A brand-new bridge built in Riverview Park. A flooded trail rehabilitated in McKinley Park. A thickly forested slope transformed into a hiking trail connecting a middle school campus to the Seldom Seen Greenway: There’s no question that the Pittsburgh Young Adult BIPOC Roving Crew of the Student Conservation Association (SCA) made its mark on the parks and trails of the Steel City. But the SCA is betting that the months last fall spent swinging trail-building tools and clearing overgrowth made just as deep of a mark on the crew itself.
“It’s not like other work,” says 21-year-old Jewharu Williams, one of the five 2021 crew members. “It’s very impactful on the land. Conservation is one of my big things, and [SCA] put that into perspective for me. I knew I wanted to help the planet in some way, but I didn’t know what that was called. I’ve really enjoyed it.”
The Pittsburgh team, made up of young adults between the ages of 18 and 25, is one of the SCA’s Urban Green Crews. Rather than working on conservation projects in far-flung national parks or forests, these teams focus on the close-to-home parks that provide so many people with a vital connection to nature. All five members of the Pittsburgh crew live in the city.

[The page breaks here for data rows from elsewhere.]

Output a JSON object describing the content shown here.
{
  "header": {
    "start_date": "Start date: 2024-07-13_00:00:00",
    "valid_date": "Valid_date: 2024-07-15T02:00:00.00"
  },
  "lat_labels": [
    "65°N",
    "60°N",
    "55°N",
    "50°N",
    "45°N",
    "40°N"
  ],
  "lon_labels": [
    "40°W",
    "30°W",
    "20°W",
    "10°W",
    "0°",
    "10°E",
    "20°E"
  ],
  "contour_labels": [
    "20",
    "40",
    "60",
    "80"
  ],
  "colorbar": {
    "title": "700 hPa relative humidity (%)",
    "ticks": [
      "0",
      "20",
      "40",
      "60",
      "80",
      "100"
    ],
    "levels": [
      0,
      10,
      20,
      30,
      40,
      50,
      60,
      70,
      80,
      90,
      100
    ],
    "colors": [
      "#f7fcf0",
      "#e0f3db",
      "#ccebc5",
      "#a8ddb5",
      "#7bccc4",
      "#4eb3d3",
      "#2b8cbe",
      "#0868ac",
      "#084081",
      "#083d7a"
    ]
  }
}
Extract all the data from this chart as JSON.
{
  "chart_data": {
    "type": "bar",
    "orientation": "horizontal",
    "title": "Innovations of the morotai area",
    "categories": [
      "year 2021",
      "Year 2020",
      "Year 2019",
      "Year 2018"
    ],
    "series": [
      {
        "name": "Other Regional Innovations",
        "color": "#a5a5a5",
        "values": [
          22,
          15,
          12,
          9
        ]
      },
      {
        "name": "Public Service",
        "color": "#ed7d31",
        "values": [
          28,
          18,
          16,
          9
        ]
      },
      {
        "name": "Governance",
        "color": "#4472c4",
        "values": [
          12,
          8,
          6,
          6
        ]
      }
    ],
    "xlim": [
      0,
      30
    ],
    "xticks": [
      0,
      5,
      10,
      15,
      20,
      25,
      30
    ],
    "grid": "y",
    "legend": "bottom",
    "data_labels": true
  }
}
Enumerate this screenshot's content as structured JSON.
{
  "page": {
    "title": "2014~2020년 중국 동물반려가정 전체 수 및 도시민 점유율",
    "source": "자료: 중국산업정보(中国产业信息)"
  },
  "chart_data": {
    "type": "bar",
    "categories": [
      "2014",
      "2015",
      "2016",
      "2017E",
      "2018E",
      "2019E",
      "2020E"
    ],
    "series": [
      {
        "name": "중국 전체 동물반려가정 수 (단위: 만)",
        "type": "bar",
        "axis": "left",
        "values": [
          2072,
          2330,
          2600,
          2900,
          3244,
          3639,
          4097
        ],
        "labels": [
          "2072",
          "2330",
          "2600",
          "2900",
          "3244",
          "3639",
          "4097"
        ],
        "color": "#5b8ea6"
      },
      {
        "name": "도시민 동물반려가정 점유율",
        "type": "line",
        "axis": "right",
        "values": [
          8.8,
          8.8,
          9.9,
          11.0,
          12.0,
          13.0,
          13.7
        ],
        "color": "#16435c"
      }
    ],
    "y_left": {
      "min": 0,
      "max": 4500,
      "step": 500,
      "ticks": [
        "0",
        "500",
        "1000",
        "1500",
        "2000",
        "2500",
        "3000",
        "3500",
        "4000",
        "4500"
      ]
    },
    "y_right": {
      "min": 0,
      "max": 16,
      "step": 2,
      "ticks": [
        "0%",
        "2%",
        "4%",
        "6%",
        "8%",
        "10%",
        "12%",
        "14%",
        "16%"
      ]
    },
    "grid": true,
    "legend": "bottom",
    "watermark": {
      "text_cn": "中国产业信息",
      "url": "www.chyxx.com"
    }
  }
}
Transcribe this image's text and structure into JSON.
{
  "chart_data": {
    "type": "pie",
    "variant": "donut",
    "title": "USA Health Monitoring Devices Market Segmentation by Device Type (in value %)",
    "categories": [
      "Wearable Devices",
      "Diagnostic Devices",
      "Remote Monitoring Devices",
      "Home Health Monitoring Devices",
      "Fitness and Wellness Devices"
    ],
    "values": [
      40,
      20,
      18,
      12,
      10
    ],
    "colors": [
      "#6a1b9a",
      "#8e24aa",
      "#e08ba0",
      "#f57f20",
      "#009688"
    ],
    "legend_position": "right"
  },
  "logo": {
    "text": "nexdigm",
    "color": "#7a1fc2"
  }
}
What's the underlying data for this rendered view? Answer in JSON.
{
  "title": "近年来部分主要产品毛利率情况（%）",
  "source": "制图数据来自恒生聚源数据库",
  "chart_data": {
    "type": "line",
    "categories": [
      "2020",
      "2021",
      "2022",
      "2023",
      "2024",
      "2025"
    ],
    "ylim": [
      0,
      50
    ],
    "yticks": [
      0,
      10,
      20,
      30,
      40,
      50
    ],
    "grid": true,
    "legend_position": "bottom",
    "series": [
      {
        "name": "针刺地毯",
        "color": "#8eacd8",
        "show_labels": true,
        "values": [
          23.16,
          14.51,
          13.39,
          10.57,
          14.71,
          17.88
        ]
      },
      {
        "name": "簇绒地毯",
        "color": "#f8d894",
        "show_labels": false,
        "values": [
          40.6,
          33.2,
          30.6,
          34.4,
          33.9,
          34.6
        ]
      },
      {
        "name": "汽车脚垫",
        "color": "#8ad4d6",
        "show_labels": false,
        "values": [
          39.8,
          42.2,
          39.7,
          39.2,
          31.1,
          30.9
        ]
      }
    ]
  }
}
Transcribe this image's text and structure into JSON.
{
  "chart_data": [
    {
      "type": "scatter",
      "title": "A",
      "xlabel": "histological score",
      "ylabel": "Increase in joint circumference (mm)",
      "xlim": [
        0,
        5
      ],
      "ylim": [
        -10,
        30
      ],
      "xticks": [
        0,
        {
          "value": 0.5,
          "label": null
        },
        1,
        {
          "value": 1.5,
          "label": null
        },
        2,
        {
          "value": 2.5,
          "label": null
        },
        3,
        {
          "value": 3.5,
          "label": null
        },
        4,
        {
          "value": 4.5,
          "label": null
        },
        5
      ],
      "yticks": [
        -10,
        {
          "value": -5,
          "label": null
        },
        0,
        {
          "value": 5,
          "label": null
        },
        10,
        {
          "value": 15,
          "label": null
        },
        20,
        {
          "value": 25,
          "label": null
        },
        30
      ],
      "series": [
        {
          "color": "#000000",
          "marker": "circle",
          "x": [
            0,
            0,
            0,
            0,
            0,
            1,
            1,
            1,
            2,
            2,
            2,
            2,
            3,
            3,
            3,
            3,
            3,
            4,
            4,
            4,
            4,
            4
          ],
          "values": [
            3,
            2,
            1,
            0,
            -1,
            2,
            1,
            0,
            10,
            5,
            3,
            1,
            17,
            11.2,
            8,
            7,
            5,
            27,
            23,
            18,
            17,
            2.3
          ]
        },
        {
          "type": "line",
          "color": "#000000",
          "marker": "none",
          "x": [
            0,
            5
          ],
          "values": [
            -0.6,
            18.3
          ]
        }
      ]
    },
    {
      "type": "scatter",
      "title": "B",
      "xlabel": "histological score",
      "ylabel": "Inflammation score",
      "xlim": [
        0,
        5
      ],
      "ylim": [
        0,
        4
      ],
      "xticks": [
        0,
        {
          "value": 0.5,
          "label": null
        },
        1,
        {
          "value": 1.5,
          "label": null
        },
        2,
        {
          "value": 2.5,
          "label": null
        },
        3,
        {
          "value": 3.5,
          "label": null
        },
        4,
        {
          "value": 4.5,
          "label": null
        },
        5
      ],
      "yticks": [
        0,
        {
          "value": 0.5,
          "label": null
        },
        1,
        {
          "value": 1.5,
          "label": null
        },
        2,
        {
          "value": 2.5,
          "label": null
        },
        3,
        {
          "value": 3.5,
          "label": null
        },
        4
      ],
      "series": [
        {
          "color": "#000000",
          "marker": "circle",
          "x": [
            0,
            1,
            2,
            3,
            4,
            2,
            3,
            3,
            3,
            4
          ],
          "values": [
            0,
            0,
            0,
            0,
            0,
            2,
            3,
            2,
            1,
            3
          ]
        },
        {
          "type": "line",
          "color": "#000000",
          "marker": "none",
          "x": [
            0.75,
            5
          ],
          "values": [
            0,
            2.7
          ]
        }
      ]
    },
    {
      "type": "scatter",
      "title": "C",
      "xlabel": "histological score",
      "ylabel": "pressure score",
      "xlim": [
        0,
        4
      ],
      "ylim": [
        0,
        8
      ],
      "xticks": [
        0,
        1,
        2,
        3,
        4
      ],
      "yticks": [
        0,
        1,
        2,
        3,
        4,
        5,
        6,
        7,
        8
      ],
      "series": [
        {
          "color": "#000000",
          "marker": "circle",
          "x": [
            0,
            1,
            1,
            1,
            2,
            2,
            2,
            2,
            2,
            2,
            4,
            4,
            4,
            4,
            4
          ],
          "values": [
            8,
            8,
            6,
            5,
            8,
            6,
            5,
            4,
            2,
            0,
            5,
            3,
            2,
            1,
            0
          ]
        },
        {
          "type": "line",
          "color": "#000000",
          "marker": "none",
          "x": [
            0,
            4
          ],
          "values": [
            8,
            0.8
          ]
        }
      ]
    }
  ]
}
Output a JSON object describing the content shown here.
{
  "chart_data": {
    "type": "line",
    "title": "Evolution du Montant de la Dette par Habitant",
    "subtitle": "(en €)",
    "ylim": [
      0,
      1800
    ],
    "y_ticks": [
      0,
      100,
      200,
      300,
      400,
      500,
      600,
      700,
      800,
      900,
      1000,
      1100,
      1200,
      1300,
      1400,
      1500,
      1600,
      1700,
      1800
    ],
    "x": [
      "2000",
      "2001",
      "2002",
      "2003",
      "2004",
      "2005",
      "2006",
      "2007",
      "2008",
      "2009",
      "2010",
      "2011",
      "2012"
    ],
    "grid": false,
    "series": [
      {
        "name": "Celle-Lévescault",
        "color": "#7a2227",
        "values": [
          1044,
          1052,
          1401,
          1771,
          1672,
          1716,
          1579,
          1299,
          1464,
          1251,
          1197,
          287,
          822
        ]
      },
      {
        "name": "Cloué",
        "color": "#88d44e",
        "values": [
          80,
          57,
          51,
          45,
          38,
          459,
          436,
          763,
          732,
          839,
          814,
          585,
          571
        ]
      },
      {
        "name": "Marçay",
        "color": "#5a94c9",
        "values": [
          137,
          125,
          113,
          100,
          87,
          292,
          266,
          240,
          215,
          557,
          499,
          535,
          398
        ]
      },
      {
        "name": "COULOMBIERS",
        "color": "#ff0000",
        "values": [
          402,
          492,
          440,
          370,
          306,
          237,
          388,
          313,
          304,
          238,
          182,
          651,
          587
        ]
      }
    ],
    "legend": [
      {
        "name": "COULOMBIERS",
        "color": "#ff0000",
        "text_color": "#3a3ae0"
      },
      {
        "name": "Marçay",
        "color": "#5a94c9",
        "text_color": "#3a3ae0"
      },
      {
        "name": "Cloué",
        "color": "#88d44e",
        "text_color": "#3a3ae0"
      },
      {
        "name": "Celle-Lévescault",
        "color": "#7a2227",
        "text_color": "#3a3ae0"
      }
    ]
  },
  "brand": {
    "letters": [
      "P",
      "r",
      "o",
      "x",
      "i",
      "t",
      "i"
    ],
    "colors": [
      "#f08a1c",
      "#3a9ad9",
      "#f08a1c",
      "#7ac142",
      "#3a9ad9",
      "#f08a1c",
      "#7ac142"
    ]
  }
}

“One of the reasons why it’s important for our youth to work in urban areas is so they can learn about the opportunities to experience nature within their communities and neighborhoods,” says Kelly Runzel, Senior Director of Corporate and Community Engagement for SCA. “And we feel that there’s a future in it for our youth. They can receive good-paying green jobs within their local communities and become leaders in solving some of the environmental justice and conservation problems in their neighborhoods.”